Either way, this certainly makes letting go of $10,000 not seem so bad, doesn’t it? $10,000 is a lot of money and some sins are really bad, but there is nothing we can do to each other that ever comes close to what we owe God already. So yes, forgive everything, every time.
It’ll help to make two important distinctions. First is that forgiving is not the same as forgetting. “Forgive and forget” is not Church teaching. Maybe you forget, maybe you don’t. That’s irrelevant. What matters is that you let go of the spiritual debt someone owes you. Use this thought experiment: Imagine you and the other person are standing before God and God asks you, “do you want this person to go to Hell because of what they did to you?” If your answer is anything other than “no,” you haven’t forgiven them.
The other distinction to remember: forgiving is not the same thing as reconciling. To forgive is simply to let go of their spiritual debt to you. To reconcile is to restore trust and affection with them. If someone is still dangerous or untrustworthy, if they aren’t sorry and don’t want to change, you don’t have to reconcile with them. You should not reconcile in that case, but you do still have to forgive.
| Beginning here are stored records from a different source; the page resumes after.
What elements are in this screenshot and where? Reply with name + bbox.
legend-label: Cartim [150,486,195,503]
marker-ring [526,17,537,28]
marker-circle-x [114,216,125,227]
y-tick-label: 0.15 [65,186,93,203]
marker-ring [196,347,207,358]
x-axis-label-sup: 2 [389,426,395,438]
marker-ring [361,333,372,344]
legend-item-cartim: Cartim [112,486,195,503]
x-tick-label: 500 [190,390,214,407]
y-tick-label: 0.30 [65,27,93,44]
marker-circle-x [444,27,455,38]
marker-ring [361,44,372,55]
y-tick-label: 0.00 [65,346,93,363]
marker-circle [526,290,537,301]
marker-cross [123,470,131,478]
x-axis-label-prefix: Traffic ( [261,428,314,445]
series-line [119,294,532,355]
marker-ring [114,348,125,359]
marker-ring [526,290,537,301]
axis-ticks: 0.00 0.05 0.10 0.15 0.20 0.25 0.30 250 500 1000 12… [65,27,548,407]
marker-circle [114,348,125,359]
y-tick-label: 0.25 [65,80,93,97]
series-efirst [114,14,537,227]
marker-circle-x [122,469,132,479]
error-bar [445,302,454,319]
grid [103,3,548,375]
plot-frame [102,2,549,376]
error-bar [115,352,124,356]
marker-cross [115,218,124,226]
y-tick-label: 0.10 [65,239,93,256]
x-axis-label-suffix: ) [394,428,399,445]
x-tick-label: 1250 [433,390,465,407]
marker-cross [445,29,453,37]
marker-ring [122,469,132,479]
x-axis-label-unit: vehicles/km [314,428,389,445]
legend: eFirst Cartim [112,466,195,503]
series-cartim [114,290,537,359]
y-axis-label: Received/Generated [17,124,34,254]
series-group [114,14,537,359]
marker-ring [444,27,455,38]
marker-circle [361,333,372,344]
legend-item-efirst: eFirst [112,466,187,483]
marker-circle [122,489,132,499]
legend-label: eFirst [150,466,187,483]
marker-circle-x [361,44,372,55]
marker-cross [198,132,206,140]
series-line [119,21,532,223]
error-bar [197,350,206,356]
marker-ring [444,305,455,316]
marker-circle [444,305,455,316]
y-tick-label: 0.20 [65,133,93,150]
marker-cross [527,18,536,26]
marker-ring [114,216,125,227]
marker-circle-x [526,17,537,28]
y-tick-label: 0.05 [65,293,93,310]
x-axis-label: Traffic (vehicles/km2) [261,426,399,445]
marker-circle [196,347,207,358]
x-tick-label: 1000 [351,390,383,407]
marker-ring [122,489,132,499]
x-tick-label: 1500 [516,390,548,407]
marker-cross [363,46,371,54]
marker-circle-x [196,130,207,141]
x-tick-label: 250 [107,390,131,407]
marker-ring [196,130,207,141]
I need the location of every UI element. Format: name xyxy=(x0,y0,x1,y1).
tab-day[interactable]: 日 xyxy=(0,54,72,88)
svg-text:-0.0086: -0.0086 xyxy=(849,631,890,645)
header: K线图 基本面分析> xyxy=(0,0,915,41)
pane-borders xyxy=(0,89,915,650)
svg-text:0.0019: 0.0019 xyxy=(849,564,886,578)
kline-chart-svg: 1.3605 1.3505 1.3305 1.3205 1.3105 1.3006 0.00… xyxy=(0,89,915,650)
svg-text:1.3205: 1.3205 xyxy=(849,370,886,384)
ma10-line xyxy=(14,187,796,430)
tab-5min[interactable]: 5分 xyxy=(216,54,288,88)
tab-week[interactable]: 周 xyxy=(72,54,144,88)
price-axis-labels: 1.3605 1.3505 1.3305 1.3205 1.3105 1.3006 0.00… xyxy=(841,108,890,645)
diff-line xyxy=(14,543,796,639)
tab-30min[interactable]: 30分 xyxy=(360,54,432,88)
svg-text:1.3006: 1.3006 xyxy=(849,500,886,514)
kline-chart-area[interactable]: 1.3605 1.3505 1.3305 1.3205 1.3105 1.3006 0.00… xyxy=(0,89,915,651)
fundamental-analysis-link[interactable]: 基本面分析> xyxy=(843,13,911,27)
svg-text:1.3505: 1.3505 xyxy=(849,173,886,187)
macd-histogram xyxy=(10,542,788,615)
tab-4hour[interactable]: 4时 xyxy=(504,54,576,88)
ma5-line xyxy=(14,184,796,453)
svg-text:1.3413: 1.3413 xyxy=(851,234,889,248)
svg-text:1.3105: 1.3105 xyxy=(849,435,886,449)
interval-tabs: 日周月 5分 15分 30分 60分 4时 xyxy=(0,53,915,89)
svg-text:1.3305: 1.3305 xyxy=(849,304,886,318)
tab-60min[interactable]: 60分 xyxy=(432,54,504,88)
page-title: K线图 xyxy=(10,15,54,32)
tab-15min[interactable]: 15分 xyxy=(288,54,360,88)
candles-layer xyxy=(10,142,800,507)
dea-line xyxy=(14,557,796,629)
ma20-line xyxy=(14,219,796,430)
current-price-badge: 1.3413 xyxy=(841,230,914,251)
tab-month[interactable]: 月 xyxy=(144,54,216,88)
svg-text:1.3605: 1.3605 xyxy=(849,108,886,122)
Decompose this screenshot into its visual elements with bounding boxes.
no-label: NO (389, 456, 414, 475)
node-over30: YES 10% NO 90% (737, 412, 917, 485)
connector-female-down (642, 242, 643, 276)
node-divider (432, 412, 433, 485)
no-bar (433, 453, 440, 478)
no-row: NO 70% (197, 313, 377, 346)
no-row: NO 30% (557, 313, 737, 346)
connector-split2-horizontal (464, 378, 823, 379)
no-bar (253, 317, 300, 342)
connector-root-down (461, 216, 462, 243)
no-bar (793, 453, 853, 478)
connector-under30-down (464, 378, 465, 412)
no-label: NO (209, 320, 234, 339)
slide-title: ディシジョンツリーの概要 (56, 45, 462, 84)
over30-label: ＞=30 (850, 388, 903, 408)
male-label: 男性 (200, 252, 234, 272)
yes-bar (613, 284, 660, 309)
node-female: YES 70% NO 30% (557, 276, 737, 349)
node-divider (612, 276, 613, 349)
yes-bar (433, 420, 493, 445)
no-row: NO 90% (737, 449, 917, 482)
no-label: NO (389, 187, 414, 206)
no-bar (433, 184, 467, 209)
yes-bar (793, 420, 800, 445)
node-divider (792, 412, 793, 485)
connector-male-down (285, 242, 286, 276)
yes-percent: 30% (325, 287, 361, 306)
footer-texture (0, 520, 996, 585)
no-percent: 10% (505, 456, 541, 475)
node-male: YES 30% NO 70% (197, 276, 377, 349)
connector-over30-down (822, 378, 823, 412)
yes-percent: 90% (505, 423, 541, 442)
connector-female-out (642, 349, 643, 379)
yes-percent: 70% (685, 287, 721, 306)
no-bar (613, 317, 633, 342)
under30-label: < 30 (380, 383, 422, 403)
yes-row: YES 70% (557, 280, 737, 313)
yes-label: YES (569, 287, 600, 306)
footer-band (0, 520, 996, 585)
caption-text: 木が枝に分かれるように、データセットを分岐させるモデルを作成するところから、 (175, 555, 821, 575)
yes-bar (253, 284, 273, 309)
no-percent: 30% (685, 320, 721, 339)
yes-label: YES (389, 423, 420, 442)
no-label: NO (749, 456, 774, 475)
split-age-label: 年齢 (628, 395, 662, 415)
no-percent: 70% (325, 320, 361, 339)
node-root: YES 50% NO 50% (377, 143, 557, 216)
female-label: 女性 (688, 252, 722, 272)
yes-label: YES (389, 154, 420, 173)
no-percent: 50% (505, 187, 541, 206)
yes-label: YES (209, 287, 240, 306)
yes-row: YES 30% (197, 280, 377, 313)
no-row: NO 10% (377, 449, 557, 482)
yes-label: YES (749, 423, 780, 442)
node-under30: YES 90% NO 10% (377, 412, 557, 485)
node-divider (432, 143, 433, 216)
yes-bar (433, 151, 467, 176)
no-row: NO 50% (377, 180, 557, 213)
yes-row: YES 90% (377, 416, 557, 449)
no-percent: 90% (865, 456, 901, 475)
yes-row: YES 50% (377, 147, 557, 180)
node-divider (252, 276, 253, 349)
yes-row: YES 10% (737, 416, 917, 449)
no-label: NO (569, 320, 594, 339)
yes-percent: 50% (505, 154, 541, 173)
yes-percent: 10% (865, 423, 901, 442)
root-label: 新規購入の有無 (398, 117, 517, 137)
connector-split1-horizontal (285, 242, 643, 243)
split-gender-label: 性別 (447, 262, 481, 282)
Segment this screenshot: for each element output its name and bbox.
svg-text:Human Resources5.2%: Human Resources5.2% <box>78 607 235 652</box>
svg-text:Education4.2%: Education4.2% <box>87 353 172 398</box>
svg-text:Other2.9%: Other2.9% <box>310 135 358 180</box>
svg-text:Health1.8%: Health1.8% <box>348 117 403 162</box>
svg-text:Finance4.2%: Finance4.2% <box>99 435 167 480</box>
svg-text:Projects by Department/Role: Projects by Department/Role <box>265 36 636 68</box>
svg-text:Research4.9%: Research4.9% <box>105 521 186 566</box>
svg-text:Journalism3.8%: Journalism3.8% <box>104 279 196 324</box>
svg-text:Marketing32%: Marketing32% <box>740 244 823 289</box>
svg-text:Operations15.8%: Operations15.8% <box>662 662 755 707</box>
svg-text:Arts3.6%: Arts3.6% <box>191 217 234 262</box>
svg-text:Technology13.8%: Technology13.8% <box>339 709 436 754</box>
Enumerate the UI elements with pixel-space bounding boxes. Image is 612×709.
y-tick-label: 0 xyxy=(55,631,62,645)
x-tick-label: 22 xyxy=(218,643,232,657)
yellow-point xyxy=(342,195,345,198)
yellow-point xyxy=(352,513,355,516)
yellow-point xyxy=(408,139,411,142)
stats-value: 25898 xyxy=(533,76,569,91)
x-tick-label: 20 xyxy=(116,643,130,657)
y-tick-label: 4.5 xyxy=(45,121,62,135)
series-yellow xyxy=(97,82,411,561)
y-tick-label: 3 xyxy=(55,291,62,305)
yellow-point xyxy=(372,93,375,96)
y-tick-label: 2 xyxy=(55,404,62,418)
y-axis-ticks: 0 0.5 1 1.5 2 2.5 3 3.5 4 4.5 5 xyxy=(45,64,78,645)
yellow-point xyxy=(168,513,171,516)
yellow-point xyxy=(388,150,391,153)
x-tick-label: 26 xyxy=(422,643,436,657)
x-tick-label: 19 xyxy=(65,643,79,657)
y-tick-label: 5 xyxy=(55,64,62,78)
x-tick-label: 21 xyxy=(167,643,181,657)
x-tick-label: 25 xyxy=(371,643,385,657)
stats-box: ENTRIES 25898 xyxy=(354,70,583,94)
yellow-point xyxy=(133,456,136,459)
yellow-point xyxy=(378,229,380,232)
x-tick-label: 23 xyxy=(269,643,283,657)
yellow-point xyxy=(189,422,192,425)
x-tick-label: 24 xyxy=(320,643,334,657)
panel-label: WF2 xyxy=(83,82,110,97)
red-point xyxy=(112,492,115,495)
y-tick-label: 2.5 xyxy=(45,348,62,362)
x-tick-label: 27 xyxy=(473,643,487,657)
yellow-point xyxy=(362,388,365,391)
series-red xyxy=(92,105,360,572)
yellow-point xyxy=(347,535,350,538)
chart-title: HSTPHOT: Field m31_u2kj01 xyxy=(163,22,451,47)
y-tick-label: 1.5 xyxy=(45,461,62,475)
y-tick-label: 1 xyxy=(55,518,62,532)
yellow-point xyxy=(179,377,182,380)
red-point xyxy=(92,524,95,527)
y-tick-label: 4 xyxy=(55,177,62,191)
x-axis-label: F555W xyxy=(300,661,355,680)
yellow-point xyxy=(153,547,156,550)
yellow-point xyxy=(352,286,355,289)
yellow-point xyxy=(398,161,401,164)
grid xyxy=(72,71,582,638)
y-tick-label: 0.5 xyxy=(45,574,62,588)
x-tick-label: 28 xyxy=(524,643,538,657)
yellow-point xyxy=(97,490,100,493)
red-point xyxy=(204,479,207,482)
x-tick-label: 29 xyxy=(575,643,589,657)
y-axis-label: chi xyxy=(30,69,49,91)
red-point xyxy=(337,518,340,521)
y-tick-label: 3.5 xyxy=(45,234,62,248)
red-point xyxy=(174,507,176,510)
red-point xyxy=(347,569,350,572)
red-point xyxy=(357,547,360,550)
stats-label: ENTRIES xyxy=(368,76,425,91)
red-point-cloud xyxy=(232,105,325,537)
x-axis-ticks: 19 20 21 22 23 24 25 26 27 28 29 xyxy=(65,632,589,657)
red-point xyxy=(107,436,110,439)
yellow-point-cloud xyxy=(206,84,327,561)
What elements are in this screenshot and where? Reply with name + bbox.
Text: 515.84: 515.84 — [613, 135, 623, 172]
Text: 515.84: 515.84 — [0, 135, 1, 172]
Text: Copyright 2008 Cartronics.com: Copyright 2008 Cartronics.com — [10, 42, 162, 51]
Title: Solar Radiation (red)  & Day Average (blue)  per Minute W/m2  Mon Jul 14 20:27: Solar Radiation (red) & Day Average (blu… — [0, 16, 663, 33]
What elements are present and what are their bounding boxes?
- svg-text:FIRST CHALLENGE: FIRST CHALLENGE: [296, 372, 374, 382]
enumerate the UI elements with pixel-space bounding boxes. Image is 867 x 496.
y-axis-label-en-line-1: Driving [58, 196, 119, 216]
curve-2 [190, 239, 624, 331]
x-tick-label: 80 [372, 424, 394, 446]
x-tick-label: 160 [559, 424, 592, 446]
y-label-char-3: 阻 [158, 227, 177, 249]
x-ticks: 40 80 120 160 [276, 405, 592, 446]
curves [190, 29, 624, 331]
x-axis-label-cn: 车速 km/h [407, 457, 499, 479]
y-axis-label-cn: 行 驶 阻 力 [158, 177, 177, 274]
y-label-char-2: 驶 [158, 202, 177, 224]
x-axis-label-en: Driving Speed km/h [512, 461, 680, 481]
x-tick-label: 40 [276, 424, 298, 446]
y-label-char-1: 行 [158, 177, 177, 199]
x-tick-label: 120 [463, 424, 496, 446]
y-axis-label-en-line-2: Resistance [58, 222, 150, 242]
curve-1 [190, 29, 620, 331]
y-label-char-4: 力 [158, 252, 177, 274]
This is what makes confession so amazing a gift. Every time we go to confession, we aren’t just forgiven, we are also reconciled to God and the Church. So make use of that sacrament! If you struggle to forgive someone, then go to confession more! Go and receive the forgiveness of your much greater debt to God, go be reconciled to his infinite love and you’ll begin to receive the grace to let go of that much smaller to debt, to take the much smaller step of forgiving others even if reconciling with them isn’t an option. You’ve got nothing to lose and everything to gain, so what are you waiting for?